If only we knew what Zapatero stood for, said Valenti Puig in Spanish newspaper ABC. His “post-ideological” campaign was more a calculated “seduction” than a set of policies. He managed to push the electorally attractive “deceit” that Spain has “greater modernity and increased liberties” than four years ago. But we have no way to know how he’ll face the realities of growing unemployment, inflation, lax immigration policies, and an education system that threatens to “break all records in spelling errors.”
It’s not that the Socialists don’t have specific goals, said Lisa Abend and Geoff Pingree in Time.

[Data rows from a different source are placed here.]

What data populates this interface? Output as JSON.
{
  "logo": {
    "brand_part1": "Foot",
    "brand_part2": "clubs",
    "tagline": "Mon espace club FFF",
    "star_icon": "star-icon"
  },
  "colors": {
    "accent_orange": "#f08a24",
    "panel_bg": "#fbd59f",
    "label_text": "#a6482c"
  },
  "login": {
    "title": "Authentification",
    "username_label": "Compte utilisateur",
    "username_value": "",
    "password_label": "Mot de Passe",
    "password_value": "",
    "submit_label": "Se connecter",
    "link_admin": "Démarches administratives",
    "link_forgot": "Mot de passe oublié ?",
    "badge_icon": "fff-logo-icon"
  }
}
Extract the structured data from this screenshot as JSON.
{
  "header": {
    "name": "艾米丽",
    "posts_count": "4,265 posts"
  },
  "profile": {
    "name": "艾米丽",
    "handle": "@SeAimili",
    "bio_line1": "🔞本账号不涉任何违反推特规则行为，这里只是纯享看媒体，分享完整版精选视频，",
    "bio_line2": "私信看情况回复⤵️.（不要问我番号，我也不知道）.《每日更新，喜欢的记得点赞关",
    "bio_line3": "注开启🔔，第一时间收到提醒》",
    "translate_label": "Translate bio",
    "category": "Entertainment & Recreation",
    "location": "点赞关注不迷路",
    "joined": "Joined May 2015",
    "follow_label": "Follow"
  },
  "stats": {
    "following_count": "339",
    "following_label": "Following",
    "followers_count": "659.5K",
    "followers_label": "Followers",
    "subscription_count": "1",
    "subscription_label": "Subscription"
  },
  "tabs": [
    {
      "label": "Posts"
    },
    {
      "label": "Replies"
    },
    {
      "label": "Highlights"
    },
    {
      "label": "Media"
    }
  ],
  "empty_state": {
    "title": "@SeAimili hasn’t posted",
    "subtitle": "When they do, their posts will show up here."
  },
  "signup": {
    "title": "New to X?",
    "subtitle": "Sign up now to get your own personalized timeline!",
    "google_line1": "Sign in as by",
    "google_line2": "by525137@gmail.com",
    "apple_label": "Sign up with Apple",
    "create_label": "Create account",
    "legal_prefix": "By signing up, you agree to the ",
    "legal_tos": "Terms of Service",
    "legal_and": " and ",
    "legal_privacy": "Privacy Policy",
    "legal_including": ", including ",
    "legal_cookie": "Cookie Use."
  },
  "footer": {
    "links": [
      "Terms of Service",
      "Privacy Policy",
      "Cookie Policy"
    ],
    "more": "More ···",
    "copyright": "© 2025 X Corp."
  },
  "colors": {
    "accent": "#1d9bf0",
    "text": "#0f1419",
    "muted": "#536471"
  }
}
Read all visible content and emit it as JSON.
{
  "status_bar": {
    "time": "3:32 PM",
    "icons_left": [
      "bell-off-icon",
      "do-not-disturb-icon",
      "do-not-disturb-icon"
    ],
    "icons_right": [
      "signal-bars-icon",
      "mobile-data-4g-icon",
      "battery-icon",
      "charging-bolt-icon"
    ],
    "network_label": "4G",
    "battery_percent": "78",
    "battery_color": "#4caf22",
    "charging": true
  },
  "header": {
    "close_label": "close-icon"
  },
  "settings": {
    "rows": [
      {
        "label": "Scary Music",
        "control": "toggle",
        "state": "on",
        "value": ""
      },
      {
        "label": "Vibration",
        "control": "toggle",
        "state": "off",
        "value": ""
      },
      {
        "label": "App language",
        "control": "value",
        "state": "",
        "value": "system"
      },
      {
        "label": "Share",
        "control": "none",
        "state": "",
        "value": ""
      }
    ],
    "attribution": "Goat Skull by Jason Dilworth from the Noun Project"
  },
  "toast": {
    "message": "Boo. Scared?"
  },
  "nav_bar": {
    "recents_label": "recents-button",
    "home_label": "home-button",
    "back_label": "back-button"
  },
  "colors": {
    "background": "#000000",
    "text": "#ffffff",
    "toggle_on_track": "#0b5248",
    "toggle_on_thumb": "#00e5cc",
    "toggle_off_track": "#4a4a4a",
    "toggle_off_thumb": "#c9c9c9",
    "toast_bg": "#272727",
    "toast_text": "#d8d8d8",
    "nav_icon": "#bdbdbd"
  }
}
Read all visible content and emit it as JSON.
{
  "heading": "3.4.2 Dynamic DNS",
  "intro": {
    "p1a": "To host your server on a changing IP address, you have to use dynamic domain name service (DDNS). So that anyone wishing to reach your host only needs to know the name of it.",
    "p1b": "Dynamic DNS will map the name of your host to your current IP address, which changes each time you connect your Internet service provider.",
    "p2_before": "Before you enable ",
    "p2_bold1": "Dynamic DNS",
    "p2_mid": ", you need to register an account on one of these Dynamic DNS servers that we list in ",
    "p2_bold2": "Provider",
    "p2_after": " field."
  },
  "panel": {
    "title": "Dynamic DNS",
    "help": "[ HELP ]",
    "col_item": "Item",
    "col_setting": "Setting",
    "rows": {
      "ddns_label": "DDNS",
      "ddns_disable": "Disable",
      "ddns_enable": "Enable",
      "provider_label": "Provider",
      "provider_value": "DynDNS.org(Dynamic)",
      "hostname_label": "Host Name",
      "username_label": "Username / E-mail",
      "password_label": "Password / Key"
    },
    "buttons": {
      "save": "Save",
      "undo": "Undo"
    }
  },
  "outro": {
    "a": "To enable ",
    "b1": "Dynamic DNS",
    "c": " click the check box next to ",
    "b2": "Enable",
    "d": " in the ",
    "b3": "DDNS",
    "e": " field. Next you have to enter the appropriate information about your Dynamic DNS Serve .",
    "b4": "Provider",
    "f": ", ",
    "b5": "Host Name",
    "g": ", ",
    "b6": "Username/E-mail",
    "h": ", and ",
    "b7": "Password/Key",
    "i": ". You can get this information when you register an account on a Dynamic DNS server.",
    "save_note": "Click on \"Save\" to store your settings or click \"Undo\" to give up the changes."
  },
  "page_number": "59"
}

But their “progressive social agenda”—including enforcing “equal salaries for men and women and gradually shutting down nuclear power plants”—faces a fractious governing coalition and an “emboldened opposition.” Zapatero promised a “new era without antagonism,” but his antagonists will probably stand in his way.
It is almost shocking how quickly “the left-right battle" has reappeared in Spain, said William Pfaff in the International Herald Tribune. Blame for the split is “shared”—the Socialists want to bring to Spain a “social agenda now common in Northern Europe,” including liberal positions on abortion, gay marriage, and divorce; the Popular Party and the powerful Catholic Church want to “safeguard” Spain’s traditionalism. But the standoff also dredges up latent conflicts from the Spanish Civil War, with the Socialists looking to “repair historical injustices” and their opponents charging that they are “reopening wounds long healed” for political advantage.